IN JUNE 2006, Imaad Wasif played a show at the Towne Lounge (now the Ella Street Social Club) following the release of his debut solo album on Kill Rock Stars. Imaad Wasif was a largely acoustic affair, with delicate songs given gently shaded solo renditions by Wasif. But when he took the Towne Lounge stage, guitar was firmly plugged into amplifier, and his backing bassist and drummer were in heavy power-trio mode. The three delivered a blistering set that conjured up ghosts of rock's mythic past, situated in a realm of psychedelia often striven for but rarely attained, where the air is blue-thick with incense and other kinds of smoke. It was a welcome shock for those in attendance expecting Wasif to gently pluck the folky tunes from his (excellent) record.

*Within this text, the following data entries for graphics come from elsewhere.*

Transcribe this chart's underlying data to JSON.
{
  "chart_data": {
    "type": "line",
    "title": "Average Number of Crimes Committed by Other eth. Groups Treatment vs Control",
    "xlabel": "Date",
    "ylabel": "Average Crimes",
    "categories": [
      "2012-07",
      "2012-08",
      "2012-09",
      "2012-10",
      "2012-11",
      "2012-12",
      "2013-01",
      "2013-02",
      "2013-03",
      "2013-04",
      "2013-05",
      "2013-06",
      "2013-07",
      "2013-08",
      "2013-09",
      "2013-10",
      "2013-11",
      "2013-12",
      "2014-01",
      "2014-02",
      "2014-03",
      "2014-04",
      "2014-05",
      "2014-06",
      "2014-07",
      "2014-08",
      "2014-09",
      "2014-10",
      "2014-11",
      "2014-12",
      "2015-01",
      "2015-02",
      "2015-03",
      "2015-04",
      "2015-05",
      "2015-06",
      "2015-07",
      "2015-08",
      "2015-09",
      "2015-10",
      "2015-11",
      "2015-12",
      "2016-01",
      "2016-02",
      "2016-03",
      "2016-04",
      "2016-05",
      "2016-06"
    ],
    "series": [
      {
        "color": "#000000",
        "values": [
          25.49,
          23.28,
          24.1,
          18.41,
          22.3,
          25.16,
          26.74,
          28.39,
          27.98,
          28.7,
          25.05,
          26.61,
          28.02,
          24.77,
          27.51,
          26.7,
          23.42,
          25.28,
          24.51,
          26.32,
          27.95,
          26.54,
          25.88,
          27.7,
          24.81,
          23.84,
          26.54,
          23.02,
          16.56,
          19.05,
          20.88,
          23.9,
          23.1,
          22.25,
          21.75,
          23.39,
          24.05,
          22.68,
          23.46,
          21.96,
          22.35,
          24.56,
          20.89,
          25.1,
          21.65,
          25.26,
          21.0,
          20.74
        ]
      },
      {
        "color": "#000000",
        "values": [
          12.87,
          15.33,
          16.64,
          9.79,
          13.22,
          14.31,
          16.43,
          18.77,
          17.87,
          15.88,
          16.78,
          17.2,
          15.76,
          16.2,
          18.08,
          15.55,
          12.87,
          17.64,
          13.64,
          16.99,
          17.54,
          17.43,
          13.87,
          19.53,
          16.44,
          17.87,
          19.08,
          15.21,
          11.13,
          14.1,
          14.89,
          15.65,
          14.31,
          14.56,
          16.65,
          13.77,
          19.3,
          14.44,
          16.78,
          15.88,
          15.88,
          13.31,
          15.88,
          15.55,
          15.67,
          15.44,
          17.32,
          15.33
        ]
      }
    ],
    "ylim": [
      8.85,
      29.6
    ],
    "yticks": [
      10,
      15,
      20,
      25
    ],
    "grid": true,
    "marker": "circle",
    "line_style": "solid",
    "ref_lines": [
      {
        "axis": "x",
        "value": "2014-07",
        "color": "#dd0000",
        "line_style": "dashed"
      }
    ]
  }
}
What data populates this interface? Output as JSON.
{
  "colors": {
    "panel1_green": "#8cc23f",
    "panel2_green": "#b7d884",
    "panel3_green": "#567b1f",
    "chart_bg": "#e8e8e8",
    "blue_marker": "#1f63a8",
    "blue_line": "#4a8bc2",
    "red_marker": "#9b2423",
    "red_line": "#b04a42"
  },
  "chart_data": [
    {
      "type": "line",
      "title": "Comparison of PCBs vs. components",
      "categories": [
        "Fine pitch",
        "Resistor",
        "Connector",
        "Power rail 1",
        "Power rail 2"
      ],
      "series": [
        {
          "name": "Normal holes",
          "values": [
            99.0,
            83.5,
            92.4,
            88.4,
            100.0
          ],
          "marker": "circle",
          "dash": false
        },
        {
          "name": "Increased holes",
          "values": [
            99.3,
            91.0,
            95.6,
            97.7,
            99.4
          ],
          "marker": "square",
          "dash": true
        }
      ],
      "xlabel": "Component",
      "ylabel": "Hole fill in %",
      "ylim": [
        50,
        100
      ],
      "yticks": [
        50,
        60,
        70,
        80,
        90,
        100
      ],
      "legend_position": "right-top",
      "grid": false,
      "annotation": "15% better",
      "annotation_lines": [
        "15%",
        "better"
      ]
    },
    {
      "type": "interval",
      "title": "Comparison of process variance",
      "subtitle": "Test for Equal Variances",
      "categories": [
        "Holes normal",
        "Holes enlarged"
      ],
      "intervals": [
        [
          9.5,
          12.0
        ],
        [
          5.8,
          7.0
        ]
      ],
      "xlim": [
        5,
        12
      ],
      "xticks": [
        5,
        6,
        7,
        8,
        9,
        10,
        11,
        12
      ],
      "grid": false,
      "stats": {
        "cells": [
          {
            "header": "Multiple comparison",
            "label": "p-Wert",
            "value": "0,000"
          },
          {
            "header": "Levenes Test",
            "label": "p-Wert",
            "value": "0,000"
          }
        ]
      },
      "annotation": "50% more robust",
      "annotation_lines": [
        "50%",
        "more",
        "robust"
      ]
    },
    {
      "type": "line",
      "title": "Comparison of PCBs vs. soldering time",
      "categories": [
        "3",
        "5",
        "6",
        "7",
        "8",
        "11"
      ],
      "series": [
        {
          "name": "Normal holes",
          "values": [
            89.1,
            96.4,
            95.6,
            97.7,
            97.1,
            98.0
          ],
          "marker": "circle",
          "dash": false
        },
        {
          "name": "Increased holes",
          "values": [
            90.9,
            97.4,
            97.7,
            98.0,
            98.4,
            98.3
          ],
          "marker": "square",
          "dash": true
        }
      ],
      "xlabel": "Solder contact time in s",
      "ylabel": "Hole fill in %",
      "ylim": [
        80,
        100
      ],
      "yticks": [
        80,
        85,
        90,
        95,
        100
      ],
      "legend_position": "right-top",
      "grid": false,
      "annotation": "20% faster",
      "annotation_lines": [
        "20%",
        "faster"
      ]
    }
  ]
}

At the time, the lion's share of attention being paid to Wasif was due to his bill-paying job as the touring guitarist for the Yeah Yeah Yeahs. But it quickly became clear that the journeyman musician had a very distinct artistic vision of his own. In 2008 he released his second album, Strange Hexes, recorded with his backing band Two Part Beast. Hexes ranged closer to the roiling fury that characterized Wasif's live show.

"I do have an idea of whether I want to do a song electrically or acoustically," Wasif explains. "But all my songs I write, for the most part, on acoustic guitar. They're very, very simple shells because that's ultimately what I still want to convey through everything—through the volume, through the energy, and anything that I might add to it. I still want it to retain that raw essence and the lyrical thread. But I don't really necessarily write stylistically to a sound. It's difficult when you're traveling as well, because I write when I'm touring or when I'm traveling around, and usually I have just an acoustic guitar with me. A lot of things come from that."

Wasif's third album, The Voidist, is also recorded with Two Part Beast, and it contains Wasif's heaviest material to date, along with some mellower songs that recall the first album. It also deepens his mystic sound, one that mixes Western blues-based classic rock with Eastern modal tones, encompassing raga and an undercurrent of spirituality that firmly guides its moments of transcendence, where the music writhes almost without thought or purpose—reveling purely in its own sound. It's very much an album filled with moments of "rocking out," but with a bit more to offer the soul than headbanging and devil fingers in the air.

Parts of the album even sound like old-school heavy metal, particularly the ferocious climax of "Return to You." Furthermore, the label that released The Voidist, Tee Pee Records, certainly has its share of stoner metal bands on the roster. I ask Wasif if it's a term he's comfortable with. "Heavy metal? I don't know," he says with a laugh. "Yeah, I'm comfortable with it. I don't know that I would call anything that I do 'heavy metal,' though. I think any real heavy metaler would kind of laugh at me, you know? But there's a heaviness to life that I think transmits itself in music.

"Those other two records," he continues, "they weren't necessarily calculated in terms of me going like, 'Hey, I'm going to put out this acoustic record.' At any point when I make a record, it's almost that the record informs me. At some point I just know that I start feeling totally out of my mind, and I need to go into the studio. Recently songs come in streams and are all sort of connected, and the overall scope of the record is revealed to me through those songs. I'm always writing songs and I think The Voidist definitely was more of a conscious effort to include the entire spectrum rather than to pick a select group of songs."

For all the many pleasures of Wasif's music, the most elemental is that of his remarkable guitar playing, certainly the equal of any guitar-torching '60s rock god you'd care to name. And he rarely succumbs to flashy showboating; his playing always has a very inward gaze, as well as a purposefulness that reminds me of the heavenward reach of Sufi musicians—or of an old Southern gospel service.

I ask if he thinks spirituality plays a role in music. "Well, I mean, it is a very spiritual thing to me, but I would definitely never, never try and—there's no kind of dogma involved with it. I wouldn't even go so far as to say it is a real religion, but...."

Wasif pauses for a second, then says firmly, "There would be no life without music."